Doszedł do malutkiej plaży, gdzie lubił pływać. Była jak żółty półksiężyc wśród groźnych kilfów. Stał chwilę patrząc na morze, na horyzont. Zbiegł lekko po schodach na plażę, zrzucił tenisówki i niosąc je w rękach szedł po piasku do miejsca, gdzie zwykle się rozbierał. Niedaleko leżeli dwaj młodzi Anglicy, wyglądali jak dwa raki gotujące się na słońcu. Za nimi opalały się dwie kobiety rozmawiające po niemiecku. Dane rzucił okiem na kobiety i poprawił w zakłopotaniu kąpielówki, bo nagle zamilkły i usiadły, poprawiły włosy i uśmiechały się do niego.
– Jak leci? – spytał Anglików, których w myślach nazywał po australijsku Angolami.
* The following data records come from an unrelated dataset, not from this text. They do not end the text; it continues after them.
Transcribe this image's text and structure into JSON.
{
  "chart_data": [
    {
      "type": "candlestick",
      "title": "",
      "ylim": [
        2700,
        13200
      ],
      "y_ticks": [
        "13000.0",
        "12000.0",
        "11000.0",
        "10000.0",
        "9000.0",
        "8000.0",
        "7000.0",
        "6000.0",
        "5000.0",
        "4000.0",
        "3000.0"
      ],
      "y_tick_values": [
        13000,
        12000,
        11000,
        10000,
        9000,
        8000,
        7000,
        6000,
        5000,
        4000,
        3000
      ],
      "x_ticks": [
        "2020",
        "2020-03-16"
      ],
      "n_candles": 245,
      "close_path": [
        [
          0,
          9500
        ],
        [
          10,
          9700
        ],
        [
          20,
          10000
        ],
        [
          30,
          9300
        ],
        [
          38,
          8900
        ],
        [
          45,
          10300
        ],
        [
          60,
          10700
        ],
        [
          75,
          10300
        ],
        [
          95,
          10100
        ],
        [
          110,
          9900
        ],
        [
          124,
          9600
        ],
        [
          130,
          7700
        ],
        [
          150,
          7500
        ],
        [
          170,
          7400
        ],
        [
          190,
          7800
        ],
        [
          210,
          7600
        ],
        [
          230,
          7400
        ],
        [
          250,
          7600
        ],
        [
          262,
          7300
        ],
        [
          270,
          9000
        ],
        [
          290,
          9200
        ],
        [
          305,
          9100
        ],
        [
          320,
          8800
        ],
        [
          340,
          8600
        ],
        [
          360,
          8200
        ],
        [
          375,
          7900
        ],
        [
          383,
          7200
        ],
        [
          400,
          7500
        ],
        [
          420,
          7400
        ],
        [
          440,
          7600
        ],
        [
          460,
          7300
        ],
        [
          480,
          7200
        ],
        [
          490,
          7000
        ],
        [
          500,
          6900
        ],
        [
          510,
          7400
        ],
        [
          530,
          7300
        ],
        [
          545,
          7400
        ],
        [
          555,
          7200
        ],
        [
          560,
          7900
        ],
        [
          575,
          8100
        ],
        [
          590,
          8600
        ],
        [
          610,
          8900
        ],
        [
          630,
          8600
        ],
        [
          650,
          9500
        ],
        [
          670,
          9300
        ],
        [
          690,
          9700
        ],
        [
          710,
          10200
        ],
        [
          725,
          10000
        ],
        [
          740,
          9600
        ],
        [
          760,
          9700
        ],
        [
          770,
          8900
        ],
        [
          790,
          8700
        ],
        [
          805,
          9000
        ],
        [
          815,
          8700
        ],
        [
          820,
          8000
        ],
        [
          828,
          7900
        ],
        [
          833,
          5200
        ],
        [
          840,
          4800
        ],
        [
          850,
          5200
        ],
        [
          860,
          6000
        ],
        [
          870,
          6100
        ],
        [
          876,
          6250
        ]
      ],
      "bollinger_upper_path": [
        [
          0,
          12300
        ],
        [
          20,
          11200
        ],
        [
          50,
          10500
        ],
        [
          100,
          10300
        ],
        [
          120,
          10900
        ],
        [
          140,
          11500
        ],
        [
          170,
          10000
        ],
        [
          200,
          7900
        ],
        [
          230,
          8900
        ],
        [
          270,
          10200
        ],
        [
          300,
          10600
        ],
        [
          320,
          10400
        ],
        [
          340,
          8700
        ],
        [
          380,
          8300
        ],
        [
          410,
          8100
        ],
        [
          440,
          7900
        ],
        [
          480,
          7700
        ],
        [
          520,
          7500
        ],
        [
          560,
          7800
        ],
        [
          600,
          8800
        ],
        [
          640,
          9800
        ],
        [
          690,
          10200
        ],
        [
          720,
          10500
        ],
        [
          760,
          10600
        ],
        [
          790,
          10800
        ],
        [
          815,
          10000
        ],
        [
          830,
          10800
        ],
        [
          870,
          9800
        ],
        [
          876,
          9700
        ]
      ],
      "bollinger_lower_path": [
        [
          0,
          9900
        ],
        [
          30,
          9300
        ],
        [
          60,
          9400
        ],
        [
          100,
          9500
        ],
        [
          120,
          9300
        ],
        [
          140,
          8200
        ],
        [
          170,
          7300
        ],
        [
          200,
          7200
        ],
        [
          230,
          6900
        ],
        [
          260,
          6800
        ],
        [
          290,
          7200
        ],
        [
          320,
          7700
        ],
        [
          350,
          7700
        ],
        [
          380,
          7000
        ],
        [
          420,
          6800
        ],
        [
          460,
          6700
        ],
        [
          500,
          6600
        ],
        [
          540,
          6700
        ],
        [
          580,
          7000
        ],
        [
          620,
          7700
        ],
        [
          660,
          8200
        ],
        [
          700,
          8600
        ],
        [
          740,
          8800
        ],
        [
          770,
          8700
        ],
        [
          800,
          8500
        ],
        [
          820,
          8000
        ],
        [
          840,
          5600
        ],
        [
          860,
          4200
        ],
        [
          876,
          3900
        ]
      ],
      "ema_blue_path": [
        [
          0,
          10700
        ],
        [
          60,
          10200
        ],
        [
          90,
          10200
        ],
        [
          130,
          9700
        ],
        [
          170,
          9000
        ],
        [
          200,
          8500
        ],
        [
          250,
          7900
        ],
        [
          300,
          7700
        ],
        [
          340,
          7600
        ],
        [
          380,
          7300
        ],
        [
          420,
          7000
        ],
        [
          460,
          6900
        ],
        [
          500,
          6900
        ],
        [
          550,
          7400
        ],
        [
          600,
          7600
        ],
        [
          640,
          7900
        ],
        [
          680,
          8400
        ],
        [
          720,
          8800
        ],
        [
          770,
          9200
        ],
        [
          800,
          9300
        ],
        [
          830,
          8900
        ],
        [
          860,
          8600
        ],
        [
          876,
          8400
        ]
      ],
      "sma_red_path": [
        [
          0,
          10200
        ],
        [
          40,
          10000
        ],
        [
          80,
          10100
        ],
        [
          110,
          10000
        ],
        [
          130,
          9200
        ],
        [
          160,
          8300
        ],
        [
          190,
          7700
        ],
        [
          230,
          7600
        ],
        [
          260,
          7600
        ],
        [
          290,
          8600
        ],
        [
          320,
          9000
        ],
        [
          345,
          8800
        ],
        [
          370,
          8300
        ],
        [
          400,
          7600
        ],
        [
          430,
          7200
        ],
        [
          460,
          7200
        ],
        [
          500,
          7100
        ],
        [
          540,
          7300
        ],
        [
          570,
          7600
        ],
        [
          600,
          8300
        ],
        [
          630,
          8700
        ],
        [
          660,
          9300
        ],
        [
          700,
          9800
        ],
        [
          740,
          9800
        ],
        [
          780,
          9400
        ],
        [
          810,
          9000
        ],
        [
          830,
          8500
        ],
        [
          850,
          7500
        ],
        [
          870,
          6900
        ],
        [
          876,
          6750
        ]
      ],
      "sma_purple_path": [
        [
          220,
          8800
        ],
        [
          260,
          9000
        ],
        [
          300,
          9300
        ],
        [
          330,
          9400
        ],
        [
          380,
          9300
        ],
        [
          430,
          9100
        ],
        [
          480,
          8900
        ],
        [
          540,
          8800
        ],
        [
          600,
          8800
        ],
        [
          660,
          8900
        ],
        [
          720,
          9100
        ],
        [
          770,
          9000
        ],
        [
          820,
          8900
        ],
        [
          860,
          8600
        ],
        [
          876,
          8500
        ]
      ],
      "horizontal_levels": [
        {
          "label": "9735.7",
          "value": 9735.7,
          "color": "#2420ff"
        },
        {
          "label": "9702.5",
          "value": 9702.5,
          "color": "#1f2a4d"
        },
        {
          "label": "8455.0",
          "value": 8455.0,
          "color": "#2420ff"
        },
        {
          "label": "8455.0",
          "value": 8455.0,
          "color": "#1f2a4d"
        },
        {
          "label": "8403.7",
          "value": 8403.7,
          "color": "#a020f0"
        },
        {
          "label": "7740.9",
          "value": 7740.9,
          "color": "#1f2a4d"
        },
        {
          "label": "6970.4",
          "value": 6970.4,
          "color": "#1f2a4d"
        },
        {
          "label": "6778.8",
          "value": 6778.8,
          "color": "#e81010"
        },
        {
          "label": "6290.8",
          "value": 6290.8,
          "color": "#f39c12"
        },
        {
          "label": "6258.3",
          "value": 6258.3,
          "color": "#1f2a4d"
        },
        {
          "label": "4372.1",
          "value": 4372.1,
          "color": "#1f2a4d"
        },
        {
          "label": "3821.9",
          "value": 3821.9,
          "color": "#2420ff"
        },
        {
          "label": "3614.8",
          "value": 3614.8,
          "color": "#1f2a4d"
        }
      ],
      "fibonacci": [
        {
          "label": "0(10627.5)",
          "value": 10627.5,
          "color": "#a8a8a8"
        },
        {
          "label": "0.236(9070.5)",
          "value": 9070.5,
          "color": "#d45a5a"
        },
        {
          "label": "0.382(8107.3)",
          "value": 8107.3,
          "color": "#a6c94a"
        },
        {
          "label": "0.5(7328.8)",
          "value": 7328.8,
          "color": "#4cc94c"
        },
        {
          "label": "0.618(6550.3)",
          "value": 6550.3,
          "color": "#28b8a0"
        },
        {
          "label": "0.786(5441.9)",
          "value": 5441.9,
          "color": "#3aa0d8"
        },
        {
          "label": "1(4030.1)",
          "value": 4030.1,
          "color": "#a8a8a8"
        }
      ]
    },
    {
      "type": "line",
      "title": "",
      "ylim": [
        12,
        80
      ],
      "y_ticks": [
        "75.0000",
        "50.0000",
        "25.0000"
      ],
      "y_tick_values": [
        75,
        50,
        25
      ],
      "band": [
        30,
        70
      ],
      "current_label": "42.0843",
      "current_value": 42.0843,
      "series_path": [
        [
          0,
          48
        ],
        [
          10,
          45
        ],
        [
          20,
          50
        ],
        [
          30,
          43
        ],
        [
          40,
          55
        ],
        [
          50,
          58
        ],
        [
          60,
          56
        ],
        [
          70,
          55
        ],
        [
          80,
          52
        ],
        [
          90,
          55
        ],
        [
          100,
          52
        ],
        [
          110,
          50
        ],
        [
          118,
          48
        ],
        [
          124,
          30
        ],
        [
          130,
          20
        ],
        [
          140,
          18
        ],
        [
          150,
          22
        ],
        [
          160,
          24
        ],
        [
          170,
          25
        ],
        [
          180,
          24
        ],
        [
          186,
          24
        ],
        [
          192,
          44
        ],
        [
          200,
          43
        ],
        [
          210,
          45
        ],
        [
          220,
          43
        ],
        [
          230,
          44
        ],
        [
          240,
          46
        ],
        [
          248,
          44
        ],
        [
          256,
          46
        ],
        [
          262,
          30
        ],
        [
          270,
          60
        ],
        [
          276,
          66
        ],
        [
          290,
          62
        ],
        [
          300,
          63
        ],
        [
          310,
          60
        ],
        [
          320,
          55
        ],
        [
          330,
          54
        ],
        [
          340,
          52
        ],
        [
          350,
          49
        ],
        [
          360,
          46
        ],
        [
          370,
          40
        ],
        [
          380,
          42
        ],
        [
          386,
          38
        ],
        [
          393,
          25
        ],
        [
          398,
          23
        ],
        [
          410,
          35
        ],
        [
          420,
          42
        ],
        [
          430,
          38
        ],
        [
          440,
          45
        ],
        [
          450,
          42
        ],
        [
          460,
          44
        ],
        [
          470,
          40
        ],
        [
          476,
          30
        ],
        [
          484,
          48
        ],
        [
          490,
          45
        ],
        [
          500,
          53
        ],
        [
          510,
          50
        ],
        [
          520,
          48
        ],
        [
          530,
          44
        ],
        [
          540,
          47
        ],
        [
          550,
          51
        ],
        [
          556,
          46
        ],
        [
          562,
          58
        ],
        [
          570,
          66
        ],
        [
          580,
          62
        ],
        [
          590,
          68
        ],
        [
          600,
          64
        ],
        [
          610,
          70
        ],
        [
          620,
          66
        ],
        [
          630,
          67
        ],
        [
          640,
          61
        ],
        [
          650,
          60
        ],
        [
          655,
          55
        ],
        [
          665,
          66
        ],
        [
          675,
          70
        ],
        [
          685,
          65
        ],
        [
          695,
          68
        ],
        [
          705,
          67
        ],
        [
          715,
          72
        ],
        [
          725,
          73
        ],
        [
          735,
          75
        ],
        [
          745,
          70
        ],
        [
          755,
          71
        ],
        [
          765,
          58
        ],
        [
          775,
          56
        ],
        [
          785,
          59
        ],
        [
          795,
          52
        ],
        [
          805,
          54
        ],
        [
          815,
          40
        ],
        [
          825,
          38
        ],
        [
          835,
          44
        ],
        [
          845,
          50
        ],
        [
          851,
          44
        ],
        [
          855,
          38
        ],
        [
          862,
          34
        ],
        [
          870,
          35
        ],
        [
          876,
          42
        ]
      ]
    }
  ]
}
Zdawali się należeć do plaży, byli tu bowiem codziennie.
– Doskonale, kolego. Uważaj na prąd, dla nas jest za silny. Gdzieś jest sztorm.
– Dobrze – Dane podziękował im uśmiechem i zbiegł do morza, nurkując w płytkiej wodzie. W pływaniu był mistrzem.
Woda z pozoru wydawał się spokojna, ale od razu poczuł silny prąd, usiłujący go wciągnąć. Nie przejął się tym, zbyt dobrze pływał. Z twarzą w wodzie lekko przecinał powierzchnię, rozkoszując się chłodem morza i przestrzenią. W pewnej chwili spojrzał w kierunku plaży i zobaczył, że dwie młode Niemki wciągają czepki kąpielowe i zbiegają do wody.
Przyłożył dłonie do ust i zawołał do nich po niemiecku, by trzymały się płytkiej wody ze względu na prąd. Pomachały do niego na znak, że słyszą. Opuścił więc głowę i płynął dalej. Wydawało mu się, że usłyszał krzyki, lecz płynął dalej. Zatrzymał się na chwilę, by odpocząć w miejscu, gdzie prąd nie był aż tak silny. I wtedy znowu usłyszał krzyki. Odwrócił się i zobaczył,, że kobiety toną, krzycząc i machając rękoma. Dwaj Anglicy na plaży wstali i niechętnie podchodzili do wody.
Rzucił się kraulem przez fale i już po chwili był przy nich. Przerażone, wczepiły się w niego i wciągały pod wodę. Udało mu się jedną z kobiet objąć w pasie i oszołomić uderzeniem. Drugą złapał za ramiączka kostiumu, uderzył kolanem w plecy i wykasłując wodę, którą się zachłysnął, przewrócił się na wznak i holował niedoszłe ofiary do brzegu.